By Mary Lyon -- World News Trust
They’re trying to “Wellstone” us again. The republi-CONS and their media machine tools are busy trying to spank some of us for speaking our minds at the memorial for Coretta Scott King. They’re moaning and groaning and gnashing their teeth about the audacity of President Jimmy Carter and the Reverend Joseph Lowery, among others, who dared to slam Dubya in their eulogies. They whine about how these impertinent so-n-so’s dared to put politics into such a stirring, purportedly apolitical event. So let me apologize – in language they can understand: Bushian style. I’m SO sorry IF you were offended! “To the extent that” they MAY be guilty of some faux-pas, they should “take responsibility.” THERE! How ‘bout that? An apology in true Bush post-Katrina alleged mea-culpa form.
How dare they complain? Perhaps they felt some compassionate conservatism rearing its ugly head from some deep nether region in their consciences. After all, wasn’t it such a terrible shame that poor dear George had to sit there like a pinned bug in a specimen collection, and take it? He was stuck – strategically positioned in a prime seat up on stage within a yo-yo’s arc of the podium from which the anti-Bush fire and brimstone emitted. An ironic, latter-day twist on the Scriptural passage that warns “the last shall be first and the first shall be last.” Furthermore, Bush had to know he was on camera the whole time, even while he smirked, grimaced, tried to fake a congenial good-sport smile, and flipped through his program hoping all the unpleasantness might just go away if he didn’t look directly at it. La-la-la-la-la, I can’t hear you! I’m busy reading my little magazine here. And so’s my wife! What page you on, Laura honey? Sorry, George. Even the all-powerful don’t dominate everything. Or shield you from what you have coming to you.

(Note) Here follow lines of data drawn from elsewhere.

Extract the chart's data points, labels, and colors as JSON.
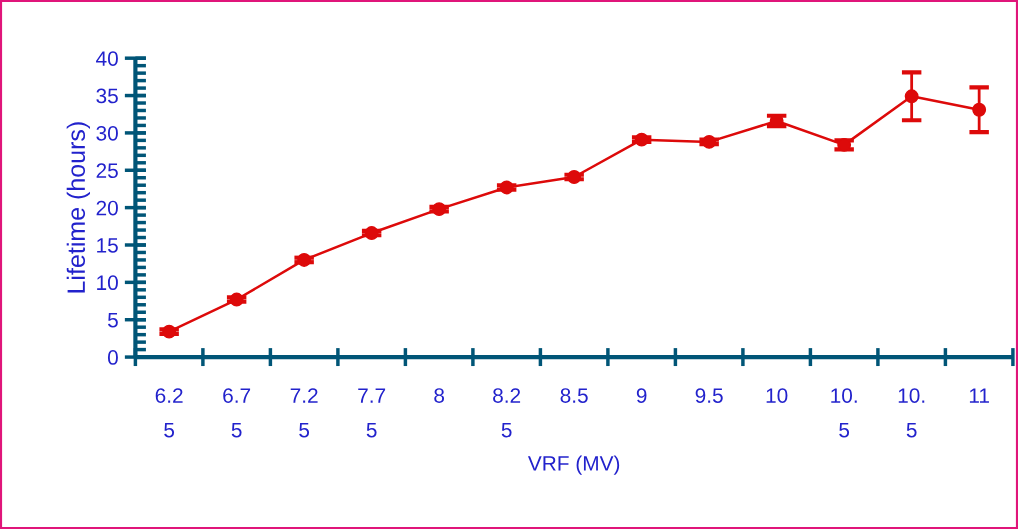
{
  "chart_data": {
    "type": "line",
    "xlabel": "VRF (MV)",
    "ylabel": "Lifetime (hours)",
    "categories": [
      "6.25",
      "6.75",
      "7.25",
      "7.75",
      "8",
      "8.25",
      "8.5",
      "9",
      "9.5",
      "10",
      "10.5",
      "10.5",
      "11"
    ],
    "series": [
      {
        "color": "#dd0a0a",
        "values": [
          3.4,
          7.7,
          13.0,
          16.6,
          19.8,
          22.7,
          24.1,
          29.1,
          28.8,
          31.6,
          28.4,
          34.9,
          33.1
        ],
        "errors": [
          0.3,
          0.3,
          0.3,
          0.3,
          0.3,
          0.3,
          0.3,
          0.3,
          0.3,
          0.7,
          0.6,
          3.2,
          3.0
        ]
      }
    ],
    "ylim": [
      0,
      40
    ],
    "yticks": [
      0,
      5,
      10,
      15,
      20,
      25,
      30,
      35,
      40
    ],
    "marker": "circle",
    "line_style": "solid",
    "grid": false,
    "legend": false
  }
}
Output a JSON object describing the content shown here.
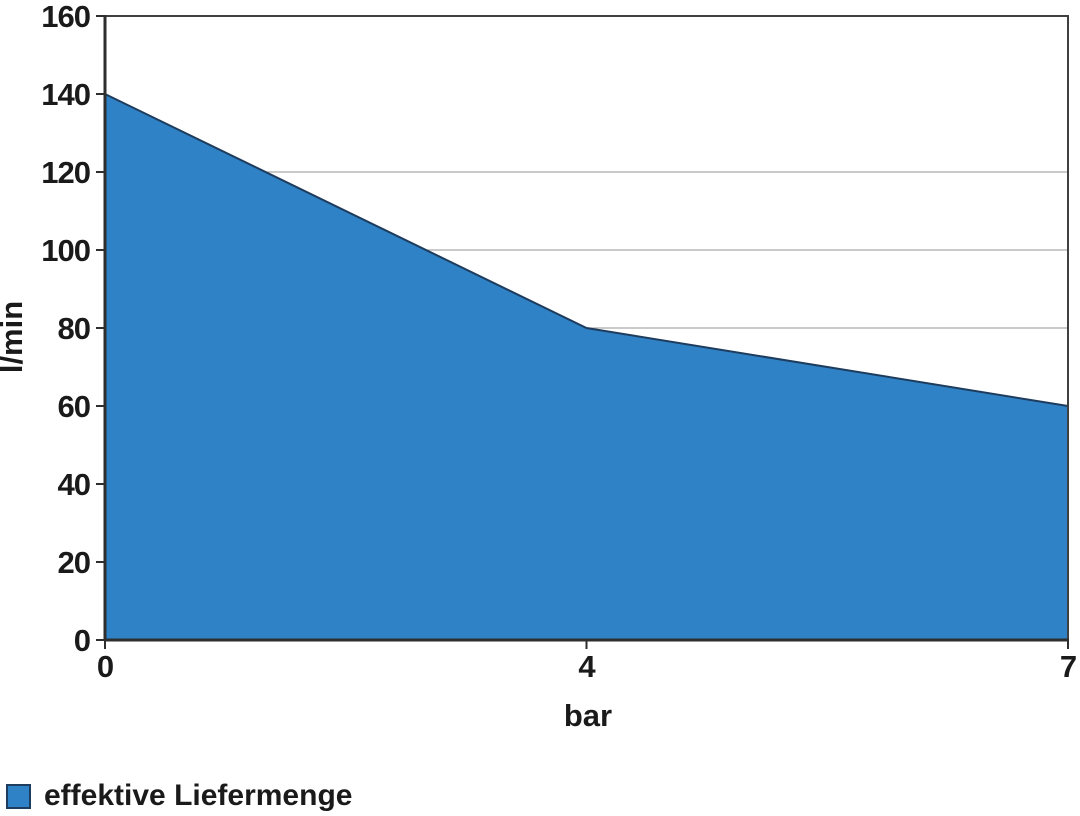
{
  "chart_data": {
    "type": "area",
    "title": "",
    "xlabel": "bar",
    "ylabel": "l/min",
    "categories": [
      "0",
      "4",
      "7"
    ],
    "x_values": [
      0,
      4,
      7
    ],
    "series": [
      {
        "name": "effektive Liefermenge",
        "values": [
          140,
          80,
          60
        ]
      }
    ],
    "ylim": [
      0,
      160
    ],
    "y_ticks": [
      0,
      20,
      40,
      60,
      80,
      100,
      120,
      140,
      160
    ],
    "gridlines_at": [
      20,
      40,
      60,
      80,
      100,
      120
    ],
    "grid": "horizontal",
    "legend_position": "bottom-left",
    "colors": {
      "area_fill": "#2E82C5",
      "series_line": "#1D3C5E",
      "axis": "#2E2E2E",
      "frame": "#404040",
      "gridline": "#AAAAAA",
      "text": "#1A1A1A",
      "background": "#FFFFFF"
    }
  },
  "legend": {
    "items": [
      {
        "label": "effektive Liefermenge",
        "swatch_color": "#2E82C5",
        "swatch_border": "#1D3C5E"
      }
    ]
  }
}
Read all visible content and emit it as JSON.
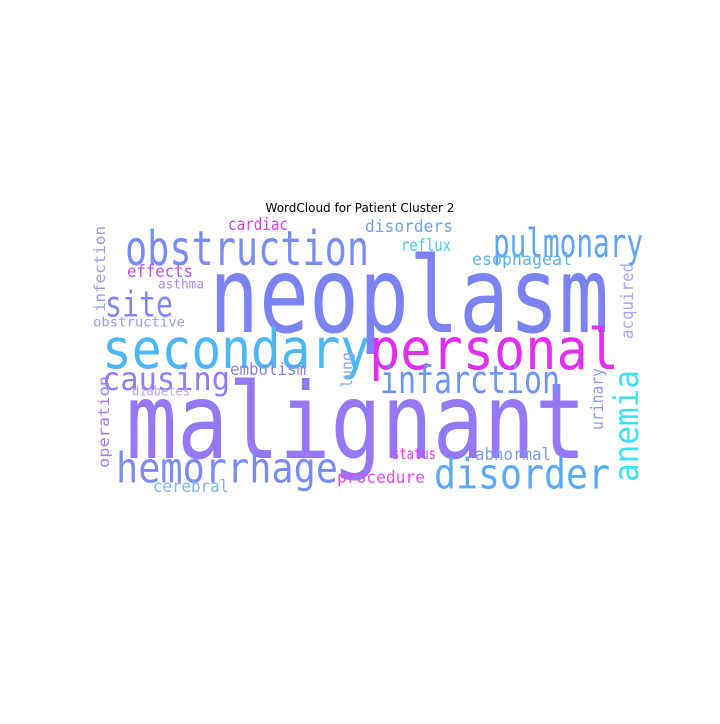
{
  "chart_data": {
    "type": "wordcloud",
    "title": "WordCloud for Patient Cluster 2",
    "words": [
      {
        "text": "neoplasm",
        "weight": 1.0,
        "color": "#7b83f2",
        "orientation": "horizontal"
      },
      {
        "text": "malignant",
        "weight": 0.98,
        "color": "#9478f4",
        "orientation": "horizontal"
      },
      {
        "text": "obstruction",
        "weight": 0.5,
        "color": "#7a8cf2",
        "orientation": "horizontal"
      },
      {
        "text": "personal",
        "weight": 0.56,
        "color": "#e22ef0",
        "orientation": "horizontal"
      },
      {
        "text": "secondary",
        "weight": 0.54,
        "color": "#4bb8f5",
        "orientation": "horizontal"
      },
      {
        "text": "pulmonary",
        "weight": 0.42,
        "color": "#62a4f4",
        "orientation": "horizontal"
      },
      {
        "text": "hemorrhage",
        "weight": 0.38,
        "color": "#7a8cf2",
        "orientation": "horizontal"
      },
      {
        "text": "disorder",
        "weight": 0.4,
        "color": "#5aa9f6",
        "orientation": "horizontal"
      },
      {
        "text": "infarction",
        "weight": 0.33,
        "color": "#6f95f3",
        "orientation": "horizontal"
      },
      {
        "text": "site",
        "weight": 0.36,
        "color": "#7f88f2",
        "orientation": "horizontal"
      },
      {
        "text": "causing",
        "weight": 0.3,
        "color": "#8c7ef3",
        "orientation": "horizontal"
      },
      {
        "text": "anemia",
        "weight": 0.33,
        "color": "#3ee0f5",
        "orientation": "vertical"
      },
      {
        "text": "esophageal",
        "weight": 0.18,
        "color": "#5ab3f4",
        "orientation": "horizontal"
      },
      {
        "text": "reflux",
        "weight": 0.17,
        "color": "#4dc6f5",
        "orientation": "horizontal"
      },
      {
        "text": "disorders",
        "weight": 0.16,
        "color": "#6fa2f3",
        "orientation": "horizontal"
      },
      {
        "text": "cardiac",
        "weight": 0.15,
        "color": "#d640ef",
        "orientation": "horizontal"
      },
      {
        "text": "effects",
        "weight": 0.15,
        "color": "#c04cee",
        "orientation": "horizontal"
      },
      {
        "text": "embolism",
        "weight": 0.15,
        "color": "#8c7ef3",
        "orientation": "horizontal"
      },
      {
        "text": "procedure",
        "weight": 0.15,
        "color": "#e04cf0",
        "orientation": "horizontal"
      },
      {
        "text": "abnormal",
        "weight": 0.14,
        "color": "#7a9af3",
        "orientation": "horizontal"
      },
      {
        "text": "status",
        "weight": 0.12,
        "color": "#df3bef",
        "orientation": "horizontal"
      },
      {
        "text": "cerebral",
        "weight": 0.14,
        "color": "#7fb4f4",
        "orientation": "horizontal"
      },
      {
        "text": "acquired",
        "weight": 0.14,
        "color": "#a6a9f4",
        "orientation": "vertical"
      },
      {
        "text": "urinary",
        "weight": 0.14,
        "color": "#8b9df3",
        "orientation": "vertical"
      },
      {
        "text": "lung",
        "weight": 0.14,
        "color": "#8aa3f4",
        "orientation": "vertical"
      },
      {
        "text": "operation",
        "weight": 0.13,
        "color": "#a07cf3",
        "orientation": "vertical"
      },
      {
        "text": "infection",
        "weight": 0.11,
        "color": "#8e9ef3",
        "orientation": "vertical"
      },
      {
        "text": "asthma",
        "weight": 0.11,
        "color": "#a88cf4",
        "orientation": "horizontal"
      },
      {
        "text": "obstructive",
        "weight": 0.11,
        "color": "#8e9ef3",
        "orientation": "horizontal"
      },
      {
        "text": "diabetes",
        "weight": 0.1,
        "color": "#c0a0f5",
        "orientation": "horizontal"
      }
    ]
  }
}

What a shame that he had to sit there and remain calm while the smart remarks and snide comments pummeled him. The Reverend Lowery hit one rawther large bull’s eye: "We know now there were no weapons of mass destruction over there. But Coretta knew, and we knew, that there are weapons of misdirection right down here. Millions without health insurance. Poverty abounds. For war, billions more, but no more for the poor."
If that wasn’t stinging enough, by itself, Jimmy Carter threw a beauty of a one-two punch – at two of Bush’s tenderest vulnerabilities: "This commemorative ceremony this morning and this afternoon is not only to acknowledge the great contributions of Coretta and Martin, but to remind us that the struggle for equal rights is not over…We only have to recall the color of the faces of those in Louisiana, Alabama and Mississippi, those who were most devastated by Katrina, to know that there are not yet equal opportunities for all Americans." Not only that, but "It was difficult for them personally, with the civil liberties of both husband and wife violated as they became the target of secret government wiretapping, other surveillance, and as you know, harassment from the FBI."